TAMPA, Fla. (WFLA) – Updating the look of your home can be as simple as changing the curtains. But, doing so can be a costly endeavor. However, if you’re partial to casual, farmhouse decor, you can make your own new-sew curtain panels for a fraction of the cost.
Sewing pro Shannon Ater, who teaches crafting classes at The Hen House Gathering Place in Carrollwood, loves the versatility of drop cloth. The affordable fabric, sold at any hardware or paint store, comes in a number of sizes and weights and can be used for a number of home decor projects.
One of the most popular uses for drop cloth is curtains. Here are the basic steps to follow to create perfect “no sew” panels in no time.
Pay attention to the weight of the cloth. Drop cloth is measured by poundage. Ater recommends the lightest poundage you can find, which will ensure a good flow and drape to the curtains.
Measure all of the space you’d like to cover, not just the width and height of the window. Take in to account the position of your curtain rods, and how much fabric you’d like at the bottom of your windows. Some people prefer their curtains to puddle, others prefer the curtain to just reach the floor.
Buy all of your drop cloth at once, to ensure consistency in color and texture. Each batch of drop cloth looks slightly different, and, says Ater, the subtle differences will be noticeable once your curtains are hung.
Ater recommends washing the drop cloth first. The product tends to shrink, and that’s not something you want to happen after you’ve made your curtains.
Depending on the look you prefer, you may or may not want to iron the drop cloth. Not ironing the cloth provides a more “shabby chic” design.
Lay out your drop cloth to take advantage of pre-hemmed edges, and to reduce the number of cuts you’ll need to make.
For the edges that need to be hemmed, use iron-on sewing tape. The product is available at any craft or sewing store, most big box retailers, and online retailers. The widths of the products vary, so choose what’s best for you. Most iron-on tape comes in larger spools, so you’ll have plenty left over for future projects.
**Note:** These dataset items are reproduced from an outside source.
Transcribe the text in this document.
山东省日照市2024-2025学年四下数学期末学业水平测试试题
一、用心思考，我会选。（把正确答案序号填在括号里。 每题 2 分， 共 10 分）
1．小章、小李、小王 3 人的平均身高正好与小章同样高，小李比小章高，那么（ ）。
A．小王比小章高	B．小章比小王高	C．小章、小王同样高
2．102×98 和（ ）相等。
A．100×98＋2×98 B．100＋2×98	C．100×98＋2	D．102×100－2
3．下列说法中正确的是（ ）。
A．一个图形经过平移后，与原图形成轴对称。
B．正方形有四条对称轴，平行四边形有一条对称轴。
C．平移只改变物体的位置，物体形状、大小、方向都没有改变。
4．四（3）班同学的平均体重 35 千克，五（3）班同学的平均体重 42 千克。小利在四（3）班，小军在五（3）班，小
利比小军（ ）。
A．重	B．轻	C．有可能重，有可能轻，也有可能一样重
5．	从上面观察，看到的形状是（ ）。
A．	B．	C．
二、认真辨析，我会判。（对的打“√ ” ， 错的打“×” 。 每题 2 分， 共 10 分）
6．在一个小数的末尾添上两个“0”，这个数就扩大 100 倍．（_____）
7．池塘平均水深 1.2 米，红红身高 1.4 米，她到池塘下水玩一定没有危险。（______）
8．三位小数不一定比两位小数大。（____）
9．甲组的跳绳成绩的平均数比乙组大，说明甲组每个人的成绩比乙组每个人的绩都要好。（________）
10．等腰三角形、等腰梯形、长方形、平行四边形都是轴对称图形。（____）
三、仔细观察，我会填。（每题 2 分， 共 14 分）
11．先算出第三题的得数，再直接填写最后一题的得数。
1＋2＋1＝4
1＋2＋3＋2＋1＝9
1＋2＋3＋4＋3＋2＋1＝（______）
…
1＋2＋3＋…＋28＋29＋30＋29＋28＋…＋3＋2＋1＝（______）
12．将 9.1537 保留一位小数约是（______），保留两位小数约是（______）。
Place the iron-on tape along the edge you’re hemming, and fold the fabric over so that it completely covers the tape.
Heat your iron to the recommended temperature per the packaging for your hem tape.
Ater recommends placing a clean cloth in between the drop cloth and iron, to eliminate accidentally getting glue residue from the tape on your iron.
Once you’ve secured the hem, you’re done! You can choose to create a rod pocket for your curtain by folding over the top and securing with iron-on tape, however for this project we’re using curtain clips.
Curtain clips can be purchased online or at most retailers. They come in a variety of sizes and colors.
Avoid hanging headaches by first putting your curtain rings on your rod, then clipping completed curtains to the rings. Space out clips evenly.
For a more polished look, fold the top of the curtain over, then clip at the fold.